LONDON (Reuters) -Hundreds of charity workers in Britain plan to strike for two weeks in December for better pay, a union said on Thursday, underscoring the extent of discontent among employees from different sectors as they grapple with a cost-of-living crisis.
The walkouts, which involve more than 500 workers at housing charity Shelter, will begin on Dec. 5 and last until Dec. 18, Unite said in a statement.
"At the very base level, absolute bare minimum, those working for a housing charity shouldn't be experiencing housing insecurity as a result of being unable to pay rent," one unnamed member of Shelter staff said in a quote provided by Unite.
Shelter, which provides advice and practical assistance to those who are homeless, said it respected people's right to strike even if it was not the outcome the company wished for.

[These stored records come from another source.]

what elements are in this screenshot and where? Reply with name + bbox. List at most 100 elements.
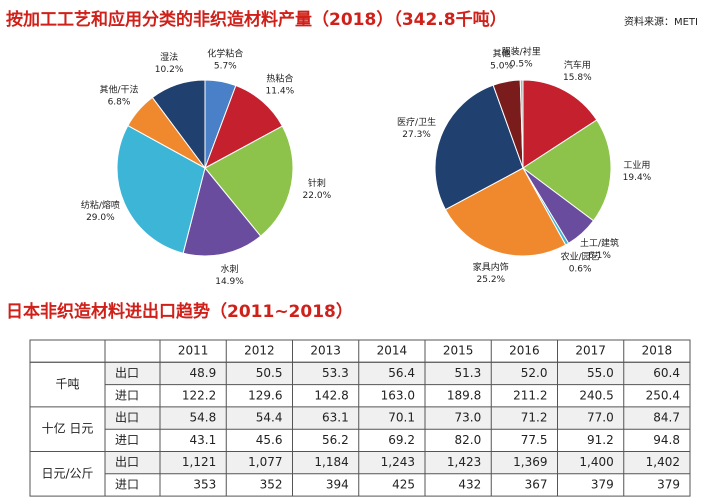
cell-value: 142.8: [314, 388, 348, 402]
cell-value: 189.8: [447, 388, 481, 402]
row-bg: [105, 451, 690, 474]
pie-slice: [522, 79, 598, 169]
cell-value: 53.3: [322, 366, 349, 380]
slice-label: 针刺: [308, 177, 326, 189]
cell-value: 77.5: [521, 433, 548, 447]
cell-value: 55.0: [587, 366, 614, 380]
col-header: 2017: [575, 344, 606, 358]
cell-value: 1,400: [579, 455, 613, 469]
slice-label: 其他: [493, 47, 511, 59]
cell-value: 48.9: [190, 366, 217, 380]
slice-label: 纺粘/熔喷: [81, 199, 120, 211]
cell-value: 71.2: [521, 411, 548, 425]
row-label: 出口: [115, 366, 139, 380]
cell-value: 352: [260, 477, 283, 491]
cell-value: 394: [326, 477, 349, 491]
slice-value: 19.4%: [623, 173, 652, 183]
slice-label: 其他/干法: [99, 83, 138, 95]
table-frame: [29, 339, 691, 497]
slice-value: 5.0%: [490, 61, 513, 71]
pie-slice: [151, 79, 206, 170]
cell-value: 73.0: [455, 411, 482, 425]
slice-value: 6.1%: [588, 251, 611, 261]
cell-value: 91.2: [587, 433, 614, 447]
cell-value: 94.8: [653, 433, 680, 447]
cell-value: 1,121: [182, 455, 216, 469]
row-label: 进口: [115, 433, 139, 447]
pie-slice: [182, 166, 262, 257]
group-label: 日元/公斤: [41, 466, 93, 480]
slice-label: 土工/建筑: [580, 237, 619, 249]
cell-value: 63.1: [322, 411, 349, 425]
slice-label: 化学粘合: [207, 47, 243, 59]
slice-label: 水刺: [221, 263, 239, 275]
source: 资料来源：METI: [624, 15, 698, 28]
cell-value: 70.1: [388, 411, 415, 425]
slice-value: 0.5%: [510, 60, 533, 70]
slice-label: 热粘合: [266, 73, 293, 85]
cell-value: 432: [458, 477, 481, 491]
slice-label: 湿法: [160, 51, 178, 63]
pie-slice: [522, 119, 612, 222]
table-title: 日本非织造材料进出口趋势（2011~2018）: [6, 301, 353, 322]
cell-value: 52.0: [521, 366, 548, 380]
col-header: 2018: [642, 344, 673, 358]
slice-label: 汽车用: [564, 59, 591, 71]
cell-value: 1,423: [447, 455, 481, 469]
pie-slice: [116, 124, 206, 254]
slice-value: 29.0%: [86, 213, 115, 223]
pie-slice: [519, 79, 524, 169]
row-label: 出口: [115, 411, 139, 425]
slice-value: 22.0%: [303, 191, 332, 201]
row-label: 进口: [115, 388, 139, 402]
cell-value: 1,243: [381, 455, 415, 469]
cell-value: 51.3: [455, 366, 482, 380]
pie-slice: [204, 125, 294, 237]
slice-value: 10.2%: [155, 65, 184, 75]
slice-value: 14.9%: [215, 277, 244, 287]
cell-value: 82.0: [455, 433, 482, 447]
cell-value: 379: [657, 477, 680, 491]
pie-slice: [444, 167, 567, 257]
cell-value: 56.4: [388, 366, 415, 380]
slice-label: 家具内饰: [473, 261, 509, 273]
row-label: 进口: [115, 477, 139, 491]
group-label: 十亿 日元: [42, 421, 94, 436]
col-header: 2011: [178, 344, 209, 358]
cell-value: 163.0: [381, 388, 415, 402]
pie-slice: [204, 84, 284, 170]
col-header: 2016: [509, 344, 540, 358]
cell-value: 367: [525, 477, 548, 491]
cell-value: 122.2: [182, 388, 216, 402]
cell-value: 250.4: [646, 388, 680, 402]
row-bg: [105, 406, 690, 430]
slice-label: 医疗/卫生: [397, 116, 436, 128]
cell-value: 1,077: [248, 455, 282, 469]
cell-value: 54.4: [256, 411, 283, 425]
slice-value: 5.7%: [214, 61, 237, 71]
slice-label: 服装/衬里: [502, 46, 541, 58]
cell-value: 425: [392, 477, 415, 491]
slice-label: 工业用: [623, 160, 650, 171]
cell-value: 84.7: [653, 411, 680, 425]
cell-value: 211.2: [513, 388, 547, 402]
cell-value: 43.1: [190, 433, 217, 447]
cell-value: 1,369: [513, 455, 547, 469]
slice-value: 0.6%: [569, 265, 592, 275]
slice-value: 27.3%: [402, 130, 431, 140]
cell-value: 240.5: [579, 388, 613, 402]
cell-value: 1,402: [646, 455, 680, 469]
cell-value: 60.4: [653, 366, 680, 380]
col-header: 2013: [310, 344, 341, 358]
cell-value: 54.8: [190, 411, 217, 425]
cell-value: 45.6: [256, 433, 283, 447]
cell-value: 379: [591, 477, 614, 491]
cell-value: 50.5: [256, 366, 283, 380]
cell-value: 77.0: [587, 411, 614, 425]
group-label: 千吨: [55, 377, 79, 391]
cell-value: 129.6: [248, 388, 282, 402]
slice-value: 6.8%: [108, 97, 131, 107]
row-label: 出口: [115, 455, 139, 469]
slice-value: 15.8%: [563, 73, 592, 83]
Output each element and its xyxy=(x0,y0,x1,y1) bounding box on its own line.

"Regrettably the cost-of-living crisis is impacting both our colleagues and operational costs," the company's director of finance and strategy enablement, Tim Gutteridge, said.
He added that while some of Shelter's services and shops would be impacted due to the strikes, the company would make every "effort during this very busy time of year to continue to serve those most in need of our help".
Surging inflation has caused wide-spread industrial unrest in Britain, with nurses the latest group to decide to walk out. Even staff at trade union Usdaw have walked out.
"I'm now in overdraft every month, I go around switching my lights off, I have turned my boiler down," another Shelter employee said in the Unite statement. "The best acknowledgement my employer can give me for all my hard work is decent pay."